光希だって、このくらいのコト私に言ってくるじゃん。
私、怒ったことあったっけ?
ないよね?
このくらい、じゃなかったってコト?
いつものおふざけって言えないくらいの?
――妹さんのコトだから、だったのかな…。
*
「うっわ、ひっど。光希、そのお弁当どうしたの?」
「……どうって?」
「いつものと全然違うじゃん? 何かぐっちゃぐちゃって感じ」
「……」
「……アレ? おーい、光希~」
「悪かったね。お母さん、週末に入院したから。妹が作ったんだけど」
「えっ……」
「私、別のトコで食べるわ」
「ちょっと待ってよ、私、そんなの知らなかったし……」
「杏那には関係ないじゃん。ウチのコトだし。ぐちゃぐちゃで悪かったね」
席を立った光希。取り残される杏那。
ドアに向かう光希が、一度だけ杏那の方を振り返って、それから静かに言った。
「私が朝練で忙しいからって、妹が作ってくれた。初めてだったんだよ、こういうの。私は杏那みたいに笑えないし、笑わない。だから別の場所で食べるよ」
気まずい空気の教室で食べたお弁当は――杏那の母がいつも作ってくれている凝ったキャラ弁は――全然味が分からなかった。

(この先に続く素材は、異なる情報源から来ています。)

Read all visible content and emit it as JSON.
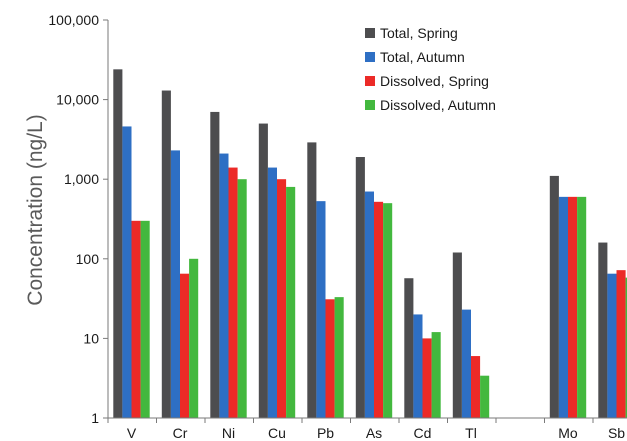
{
  "chart_data": {
    "type": "bar",
    "title": "",
    "xlabel": "",
    "ylabel": "Concentration (ng/L)",
    "yscale": "log",
    "ylim": [
      1,
      100000
    ],
    "yticks": [
      1,
      10,
      100,
      1000,
      10000,
      100000
    ],
    "ytick_labels": [
      "1",
      "10",
      "100",
      "1,000",
      "10,000",
      "100,000"
    ],
    "grid": false,
    "legend_position": "top-right",
    "categories": [
      "V",
      "Cr",
      "Ni",
      "Cu",
      "Pb",
      "As",
      "Cd",
      "Tl",
      "",
      "Mo",
      "Sb"
    ],
    "series": [
      {
        "name": "Total, Spring",
        "color": "#4d4d4f",
        "values": [
          24000,
          13000,
          7000,
          5000,
          2900,
          1900,
          57,
          120,
          null,
          1100,
          160
        ]
      },
      {
        "name": "Total, Autumn",
        "color": "#2e6fc4",
        "values": [
          4600,
          2300,
          2100,
          1400,
          530,
          700,
          20,
          23,
          null,
          600,
          65
        ]
      },
      {
        "name": "Dissolved, Spring",
        "color": "#ec2a27",
        "values": [
          300,
          65,
          1400,
          1000,
          31,
          520,
          10,
          6,
          null,
          600,
          72
        ]
      },
      {
        "name": "Dissolved, Autumn",
        "color": "#43b83e",
        "values": [
          300,
          100,
          1000,
          800,
          33,
          500,
          12,
          3.4,
          null,
          600,
          58
        ]
      }
    ]
  }
}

お昼休みが終わるギリギリで戻ってきた光希。杏那の方をふり返りもせずに、席についてしまった。
杏那と光希の席は、5人くらいクラスの子を挟んでいる。授業に集中してるみたいに、振り返りもせず、真面目な顔で前を向いている光希。杏那はその背中をじっと見つめるだけ。
――ごめんね、光希。嫌なコト言って、ごめんなさい。
終わったら、光希が教室から出て行く前につかまえて、それから素直に謝るんだ。だから――。
早く終われ、この授業。光希の背中と黒板の上にある時計を交互に見つめながら、杏那は強く念じている。